32
921
Тип публикации: Критика

Дядя Кумор принялся конопатить свою норку уже в середине августа, когда западный ветер сменился северным, и воздух начал пахнуть солью. И сказки, которые дядя Кумор рассказывал малышам, тоже стали солёными, как огурцы тётушки Куморихи, и всё чаще дядя Кумор вздыхал, а потом замолкал, от чего малышам становилось страшно, и они жались друг к другу.

В сентябре полезли грибы, и запасливый Жушши целыми днями таскал их домой, навешивая на иголки. В сентябре он всегда сходил с ума и разговаривал только сам с собой, да и самому себе не говорил ничего вразумительного, лишь пыхтел: “Надо спешить, пых-пых, надо спешить, пых-пых, осень коротка, пых, а до весны, пых, далеко. Далеко, далеко. Пых-пых. Надо спешить.”

А когда листья, наслушавшись песен ветра о северной свободе, оторвались от ветвей и полетели, шурша на своём листвяном наречии о скорой зиме, беззаботным и весёлым оставался один маленький Юм. Все остальные только и говорили о том, что лето в этот раз выдалось хоть и не очень длинным, но тёплым и вообще грех жаловаться. А о грядущем они многозначительно молчали. И когда маленький Юм спрашивал, а когда можно будет снова купаться в тёплой речке и собирать клубнику, взрослые шикали на него.

В октябре дядя Кумор больше не рассказывал свою любимую ежевичную сказку. И сказку водяных лилий он больше не рассказывал, даже когда его об этом просила Пенелопа. У дяди Кумора осталась одна только сказка: про море, за которым нет ничего, кроме моря. От этой сказки у малышей трескались и опухали губы, и они перестали собираться в Куморовой норе. Но маленький Юм продолжал приходить, чтобы слушать вечерами сказку дядюшки и потрескивание огня в печи.

Но ко дню всех святых огонь догорел, старый дядюшка Кумор лёг спать, и сказок больше никто не рассказывал.

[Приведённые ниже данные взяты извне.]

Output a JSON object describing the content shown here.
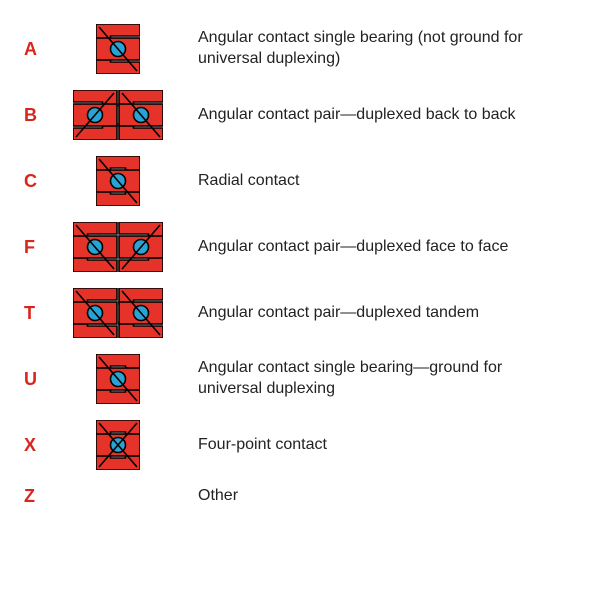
{
  "colors": {
    "code": "#d9261c",
    "text": "#222222",
    "outer_ring": "#e63329",
    "inner_ring": "#e63329",
    "ball": "#29a3d4",
    "cage_gap": "#ffffff",
    "slash": "#000000",
    "outline": "#000000"
  },
  "dimensions": {
    "single_w": 44,
    "single_h": 50,
    "pair_gap": 2,
    "stroke": 1.6,
    "slash_stroke": 1.6
  },
  "rows": [
    {
      "code": "A",
      "icon": "single_angular",
      "desc": "Angular contact single bearing (not ground for universal duplexing)"
    },
    {
      "code": "B",
      "icon": "pair_back_to_back",
      "desc": "Angular contact pair—duplexed back to back"
    },
    {
      "code": "C",
      "icon": "single_radial",
      "desc": "Radial contact"
    },
    {
      "code": "F",
      "icon": "pair_face_to_face",
      "desc": "Angular contact pair—duplexed face to face"
    },
    {
      "code": "T",
      "icon": "pair_tandem",
      "desc": "Angular contact pair—duplexed tandem"
    },
    {
      "code": "U",
      "icon": "single_angular_u",
      "desc": "Angular contact single bearing—ground for universal duplexing"
    },
    {
      "code": "X",
      "icon": "single_fourpoint",
      "desc": "Four-point contact"
    },
    {
      "code": "Z",
      "icon": "none",
      "desc": "Other"
    }
  ]
}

Только и оставалось маленькому Юму прятать мохнатые ушки от вечного брюзжания соседей о том, как скоротечно, но прекрасно лето. И никто, кроме Пенелопы не замечал, какая у Юма теперь красивая шёрстка, всем остальным ни до чего не было никакого дела: они спешили забивать щели трухой, пересчитывать запасы, трещать об ушедшем лете и с каждым днём всё многозначительнее и многозначительнее молчать о грядущем.

Вскоре родители перестали пускать Пенелопу гулять вместе с маленьким Юмом: постелили ей мягкую кроватку и сами устроились рядом. Когда Юм проходил мимо их дома, ему казалось, что он слышит, как за толстыми стенами втроём: Пенелопа, мама Пенелопы и папа Пенелопы, – читают по книжке о море, за которым нет ничего, кроме моря.

Тогда Юм стал ходить к сумасшедшему Жушши. Тот и вовсе перестал разговаривать, всё лишь пыхтел, с каждым разом всё тише и тише, пока пыхтение, наконец, не превратилось в мерное посапывание.

Юм знал, что если повнимательнее прислушаться, можно почувствовать какие сны видит Жушши: иногда в похрапывании чудилось шуршание мягкой летней травы, иногда Юму казалось, что он слышит тёплые капли дождя. Но иногда дыхание Жушши замирало, словно бы он умер, и тогда Юм знал точно, что Жушши снится холодное и бескрайнее море.

А потом осень закончилась. Маленький Юм вышел из дому и оказался среди снега. Снег был везде, куда ни глянь. И справа, и слева, и впереди, и позади. И даже наверху– со снежных облаков падали белые пушистые хлопья снега. Снег был белее, чем новая белая шёрстка маленького Юма, снег был мягче, чем новая мягкая шёрстка маленького Юма. Маленький Юм бежал по этому волшебному снегу, ему было очень радостно, и он звал, громко-громко звал: “Эй, дядюшка Кумор!”, “Ау, тётушка Кумориха”, “Жууушши! Жушшии!”, “Пенелооооопа!”. Он хотел, чтобы они выбежали на улицу и увидели, что, за концом лета нет ничего страшного, что за концом лета – белое чудо.

Но дядушка Кумор спал в законопаченной норке вместо с Куморихой. Пенелопа дремала в кроватке. Жушши тихонько бормотал во сне.

Среди белого моря бежал только маленький Юм, и ничего, кроме Юма и моря, больше не было.